Lo traté durante los últimos diez años, a partir de conocerlo en la dirección de la “2x4” y pude admirar el notable sentido poético con que asumía la tarea radial tanto como la pasión irresistible que tenía hacia el tango, hacia su música y hacia sus letras.
Jorge poseía, además de una voz única en el medio, de tonos graves, ronca y aterciopelada a la vez, una inagotable creatividad sonora, un exquisito buen gusto para elegir melodías, acordes y arpegios que usaba en sus pequeñas composiciones radiales, que le dieron una personalidad única en el mundo a aquella “2X4” de fines del siglo pasado.
Era dueño de dos atributos contradictorios, un gozoso sentido del humor y un carácter irascible y, muchas veces, caprichoso: dos poderosas razones para que nos peleásemos tantas veces y con tanta vehemencia como con frecuencia y vehemencia nos divertíamos juntos.
Con Jorge aprendí, ya grande, cuando se cree que ya es imposible aprender nada, la belleza de un texto evocativo fundido a unos lentos acordes de un bandoneón tocado por Rovira o por Mingo Moles, ese amigo de su corazón que una noche se tomó el piro, dejándolo con el alma herida para siempre.
Improvisaba, con una música de fondo que hacía subir y bajar, al ritmo de su fantasía, inolvidables poemitas espontáneos que llevaban a sus oyentes por delicados y somnolientos senderos, donde la llovizna caía sobre un desconsuelo, o el sol sonreía ante un beso primerizo.
Este ruso más argentino que el dulce de leche, criado en la amistad y el respeto a Lionel, su casi tío Edmundo Rivero, cuya voz, recordaba Jorge, acompañaba las fiestas familiares, los cumpleaños y los Años Nuevos, hizo los mejores programas de tango de todos los tiempos, un género al que el mal gusto, la obviedad y la mala poesía amenazan permanentemente en reducirlo a una ramplona sucesión de tangos mediocres, presentados por estólidos y mal envejecidos locutores.
Admiraba a los poetas y por eso ofreció su amistad a Alejandro Zwarcman –otro rusito que le ha dado al tango contemporáneo algunas de las mejores letras, como “Pompeya no olvida”- y que hoy lo llora con razón y sin consuelo.
Amaba y respetaba infinitamente a los músicos, a quienes recibía con los brazos abiertos en la radio, cuando llegaban con sus CDs recién salidos.

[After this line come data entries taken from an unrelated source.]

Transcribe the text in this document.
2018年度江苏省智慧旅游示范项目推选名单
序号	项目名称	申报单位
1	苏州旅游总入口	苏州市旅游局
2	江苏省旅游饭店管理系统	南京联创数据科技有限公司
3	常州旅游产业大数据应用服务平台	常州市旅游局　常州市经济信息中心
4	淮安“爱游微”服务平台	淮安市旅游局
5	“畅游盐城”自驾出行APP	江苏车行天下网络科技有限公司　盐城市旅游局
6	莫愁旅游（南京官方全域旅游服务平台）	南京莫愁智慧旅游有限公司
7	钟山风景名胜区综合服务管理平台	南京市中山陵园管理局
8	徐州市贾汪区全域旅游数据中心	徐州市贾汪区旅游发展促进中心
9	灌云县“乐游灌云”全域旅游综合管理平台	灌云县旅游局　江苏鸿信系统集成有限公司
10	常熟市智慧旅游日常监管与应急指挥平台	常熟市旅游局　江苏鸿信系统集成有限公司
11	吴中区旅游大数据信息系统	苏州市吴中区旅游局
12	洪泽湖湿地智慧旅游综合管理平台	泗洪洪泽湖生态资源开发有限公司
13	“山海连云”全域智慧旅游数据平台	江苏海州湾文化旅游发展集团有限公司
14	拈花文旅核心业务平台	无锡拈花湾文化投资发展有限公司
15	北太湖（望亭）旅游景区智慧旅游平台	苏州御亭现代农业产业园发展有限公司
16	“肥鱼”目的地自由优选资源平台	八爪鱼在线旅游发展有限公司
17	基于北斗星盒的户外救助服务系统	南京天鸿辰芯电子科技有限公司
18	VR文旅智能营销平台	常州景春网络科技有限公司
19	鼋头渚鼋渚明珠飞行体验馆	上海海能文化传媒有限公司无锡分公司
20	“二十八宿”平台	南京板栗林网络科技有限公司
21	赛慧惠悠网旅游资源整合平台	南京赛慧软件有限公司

Pepe Libertella y Luis Stazzo, Acho Manzi y el Tata Cedrón, Juan Vattuone y Roberto Alvarez, para dar sólo algunos nombres que aparecen en la memoria en este momento doloroso, lo consideraban su amigo y Jorge los trataba con la delicadeza con que se toma una pieza de porcelana, conciente tanto de su valor como de su fragilidad.
Sabía que la música y la poesía ocupan un lugar definitivo en la vida de los hombres y concebía su actividad profesional como el nexo para que esa música y esa poesía que produce esta ciudad que tanto amaba, llegase a los hombres y las mujeres que, con ellas, eran más ricos, más nobles, más bellos.

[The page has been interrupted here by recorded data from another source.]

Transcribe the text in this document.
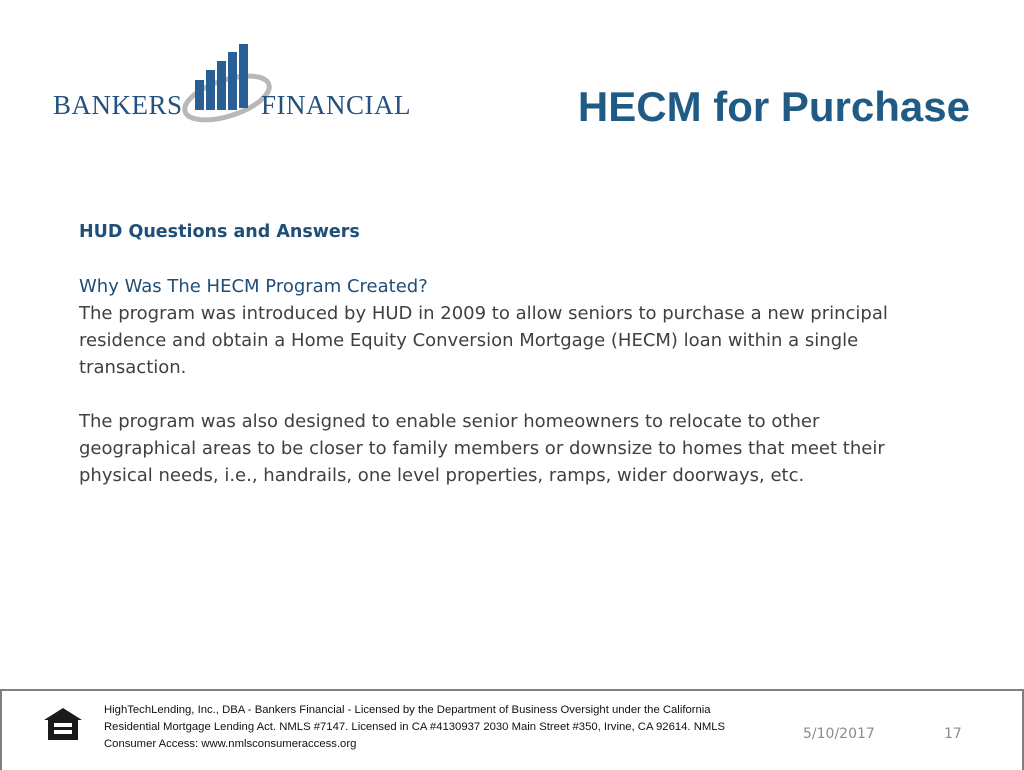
BANKERS	FINANCIAL	HECM for Purchase

HUD Questions and Answers

Why Was The HECM Program Created?

The program was introduced by HUD in 2009 to allow seniors to purchase a new principal residence and obtain a Home Equity Conversion Mortgage (HECM) loan within a single transaction.

The program was also designed to enable senior homeowners to relocate to other geographical areas to be closer to family members or downsize to homes that meet their physical needs, i.e., handrails, one level properties, ramps, wider doorways, etc.

HighTechLending, Inc., DBA - Bankers Financial - Licensed by the Department of Business Oversight under the California

Residential Mortgage Lending Act. NMLS #7147. Licensed in CA #4130937 2030 Main Street #350, Irvine, CA 92614. NMLS

Consumer Access: www.nmlsconsumeraccess.org

5/10/2017	17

Va a ser muy difícil pensar en Jorge Waisburd como ausente para siempre. Esta maldita, esta bendita, esta desagradecida, esta generosa Buenos Aires que nos ha tomado el corazón y nos hace impensable vivir en otro lado, ha perdido un amigo, un ladero, una pierna linda para recorrerla, descubrirla y volverle a declarar nuestro amor. Va a ser difícil pensar otra armonía de ciudad, tango y radio distinta a la que Jorge creó a pura amor y talento.
Dentro del Jorge Waisburd que todos conocimos anidaba, por esas cosas del nombre, un duende de barba blanca, que seguramente se ha quedado con todos los que hoy pensamos que esta tristeza tiene razón y fundamento: su muerte nos hace más pobres, más solos, más frágiles.
Buenos Aires, 12 de noviembre de 2007.